MEADOW: Memory-efficient Dataflow and Data Packing for Low Power Edge LLMs
Abhishek Moitra, Arkapravo Ghosh, Shrey Agarwal, Aporva Amarnath, Karthik Swaminathan, Priyadarshini Panda
TL;DR
MEADOW addresses the memory and bandwidth bottlenecks of edge-Large Language Model inference by introducing a token-parallel head-sequential (TPHS) dataflow for Q/QKT/SM/SMxV layers and a weight packing scheme that decomposes weight matrices into unique chunks with packet-specific precision and frequency-aware re-indexing. The architecture combines a GEMM path for KV/Proj/MLP with TPHS for the remaining layers, supported by a Weight Unpacking/Index Look-up unit and a NoC-enabled tiled PE array, achieving substantial reductions in off-chip data transfers. On a sub-10W Xilinx ZCU102, MEADOW delivers up to about 2.5x prefill and 1.5x decode latency improvements and over 40% end-to-end gains relative to prior LLM optimizations, while also showing ViT latency benefits. This approach enables practical edge deployment of LLMs and related vision transformers by significantly reducing memory traffic without sacrificing accuracy, broadening the feasible applications for low-power edge AI.
Abstract
The computational and memory challenges of large language models (LLMs) have sparked several optimization approaches towards their efficient implementation.

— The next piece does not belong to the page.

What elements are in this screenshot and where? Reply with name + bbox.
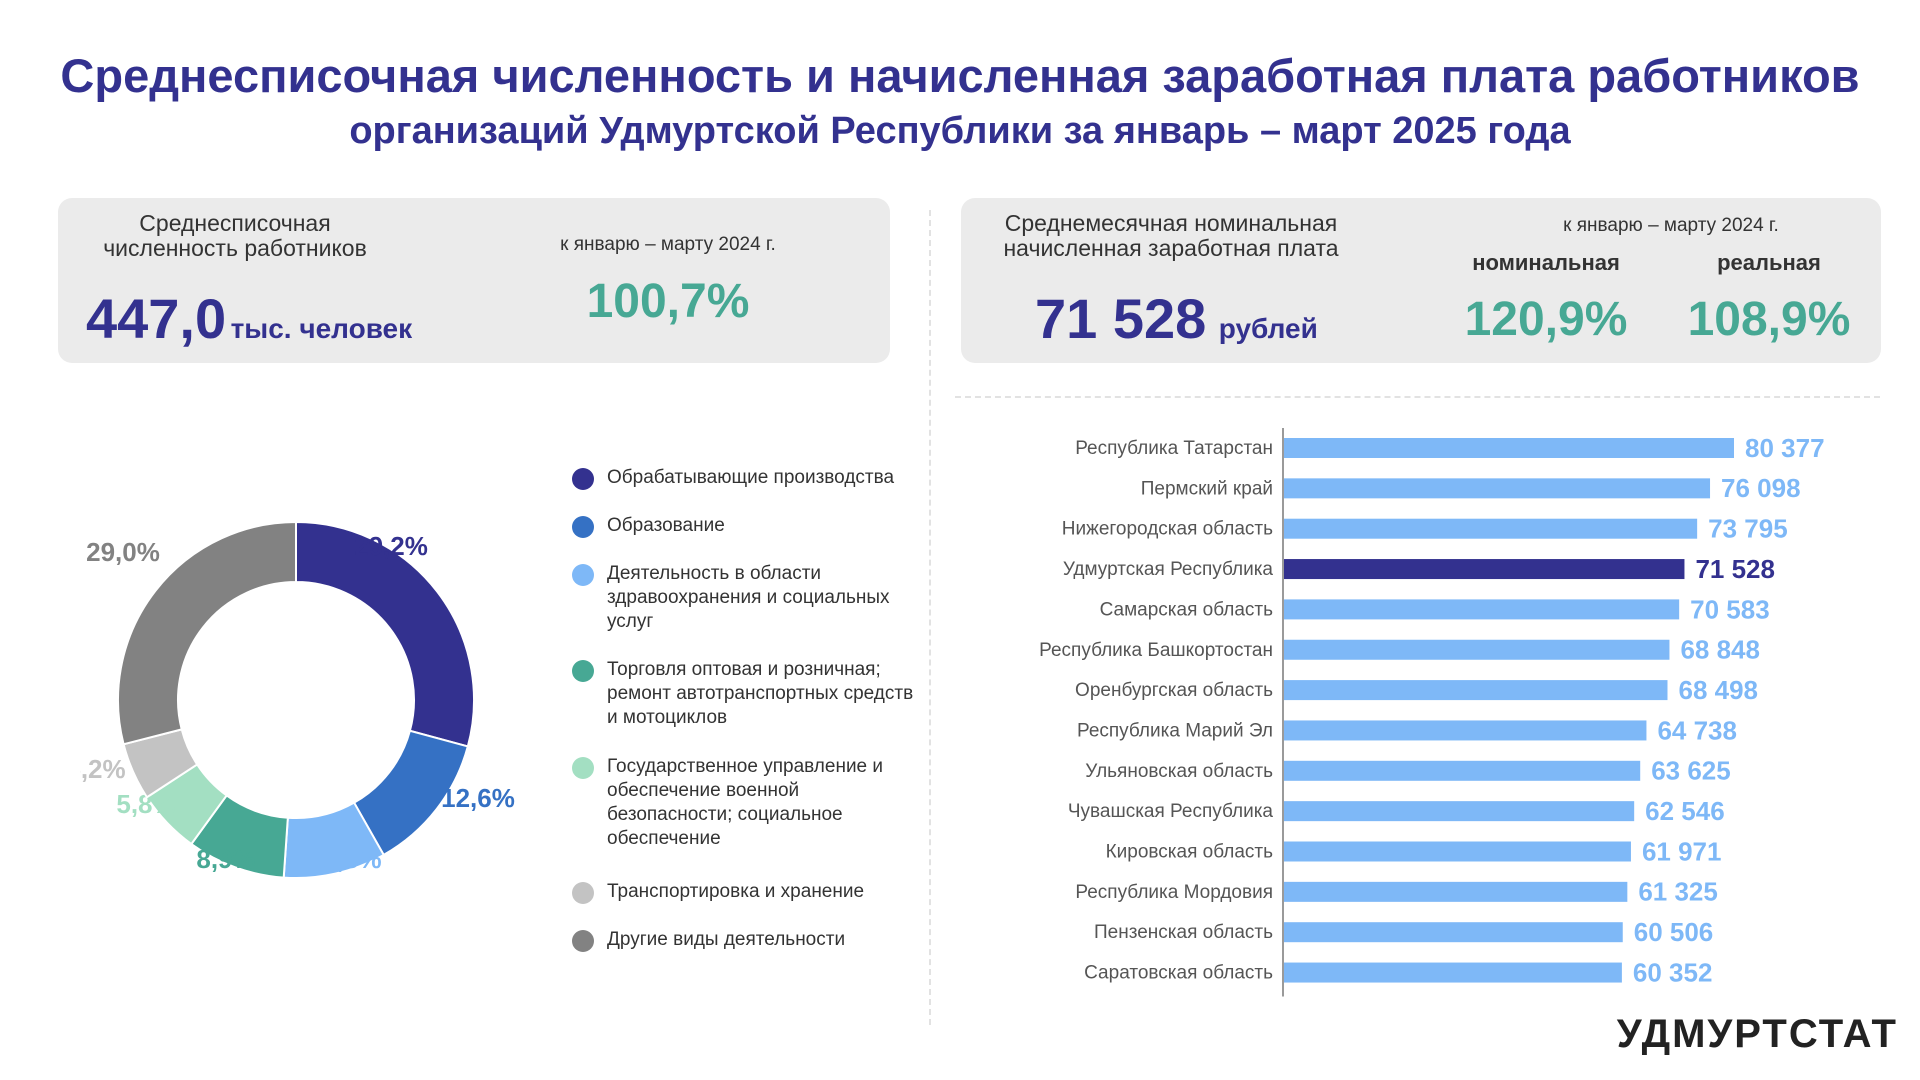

While prior LLM-targeted quantization, and prior works on sparse acceleration have significantly mitigated the memory and computation bottleneck, they do so assuming high power platforms such as GPUs and server-class FPGAs with large off-chip memory bandwidths and employ a generalized matrix multiplication (GEMM) execution of all the layers in the decoder. In such a GEMM-based execution, data is fetched from an off-chip memory, computed and stored back. However, at reduced off-chip memory capacities, as is the case with low-power edge devices, this implementation strategy significantly increases the attention computation latency owing to the repeated storage and fetch of large intermediate tokens to and from the off-chip memory. Moreover, fetching the weight matrices from a bandwidth constrained memory further aggravates the memory bottleneck problem. To this end, we introduce MEADOW, a framework that significantly reduces the off-chip memory access for LLMs with a novel token-parallel head-sequential (TPHS) dataflow. Additionally, MEADOW applies weight packing that performs loss-less decomposition of large weight matrices to their unique elements thereby, reducing the enormous weight fetch latency. MEADOW demonstrates 1.5x and 2.5x lower decode and prefill latency, respectively, compared to a GEMM-based LLM implementation on the low power Xilinx ZCU102 FPGA platform that consumes less than 10W. Additionally, MEADOW achieves an end-to-end latency improvement of over 40%, compared to prior LLM optimization works.